People who have borderline personality disorder (BPD) have a severe fear of abandonment, which can make it difficult for them to navigate relationships.
Similar to other personality disorders, their underlying fear stems from their childhood when they experience extreme emotional or physical abandonment, according to Anthony Smith, a licensed mental health counselor with 17 years of experience diagnosing mental health conditions in the Massachusetts court system.
“So they developed this sensitivity to abandonment and rejection and go through life trying to make sure that doesn’t happen to them again,” Smith previously told Insider. He added that people with the disorder think poorly of themselves and often engage in verbal and physical self-harm.
An estimated 1.6% of Americans live with borderline personality disorder, and only a healthcare provider can diagnose someone with the condition.
According to Smith, behaviors like black-and-white thinking, hyper-vigilance, and uncontrollable angry outbursts could be signs you’re in a relationship with someone who has BPD.
Disagreements turn into huge fights, then pleads for forgiveness
People with borderline personality disorder are highly sensitive to both real and perceived rejection, Smith told Insider.
If their fear of abandonment is triggered during a disagreement or a partner’s behavior, they often act with anger, regardless of whether the threat is real or not.
Smith gave the example of a person with borderline personality disorder who calls her partner every night at 8 PM. One night, her partner doesn’t answer, and she watches the clock anxiously, thinking her partner is cheating on her and going to leave forever. When her partner tells her he forgot to answer, she refuses to believe him. Instead, she calls him names and spreads rumors about him.

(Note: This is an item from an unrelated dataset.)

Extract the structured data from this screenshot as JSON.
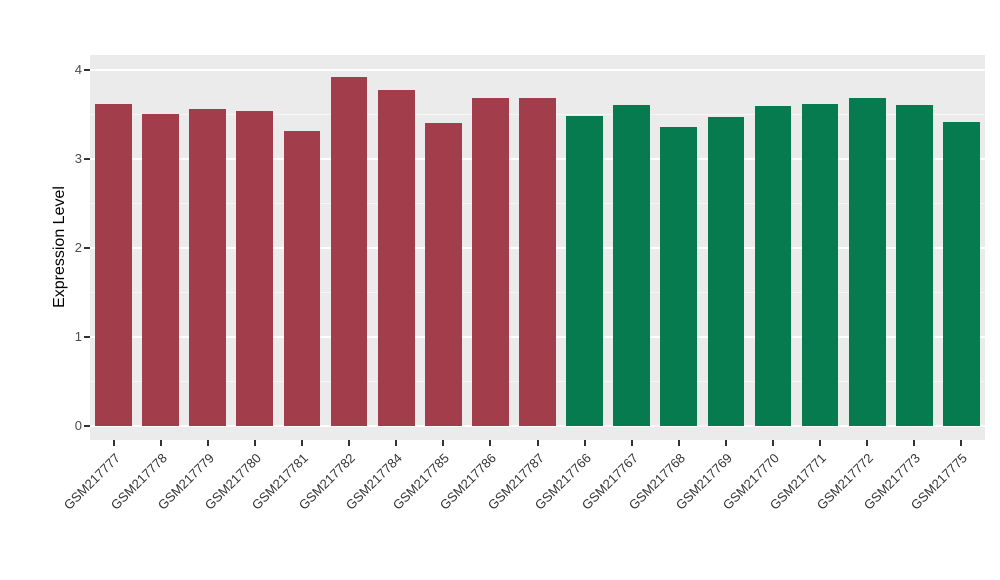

According to Smith, people with BPD can become verbally or physically malicious as a subconscious coping mechanism. Their anger protects them from feeling the fear of being left alone.
“It actually makes sense in the borderline’s mind because in the end you can say, ‘I pushed you away. You didn’t push me away.’ It’s a way for them to save some face,” Smith said.
Often, after a person with BPD cools down, they’ll beg their partner for forgiveness. This push-and-pull dynamic can persist in their relationships, according to Smith.
They love someone or hate them, but there’s no in-between
People with borderline personality disorder also used black-and-white thinking to protect themselves from perceived abandonment or rejection, said Smith.
They’ll often view people around them as villains or saviors, leaving no room for nuance.
In some cases, people with BPD may go to extreme measures to seek revenge from someone they believed wronged them. For example, they could use their status to kick someone off a school or executive board, file a lawsuit, or spread lies about them at work, Smith said.
They’re always analyzing your expressions and actions
Hyper-vigilance over a loved one’s actions can also be a sign someone has borderline personality disorder, according to PsychCentral.
Since a person with the disorder is constantly looking for signals they could be abandoned, they might get stuck thinking a partner’s words or mannerisms mean something they don’t.
If you’re daydreaming, for example, your partner with BPD may think you look bored and worry you’ll leave because it’s their fault. As a result, they might ask a lot of questions about what you’re thinking or why you’re acting a certain way.
According to Smith, consistent and long-term therapy as well as relationships with people who set boundaries in a firm, yet compassionate way can help people with borderline personality disorder reframe their mindsets and control their behaviors.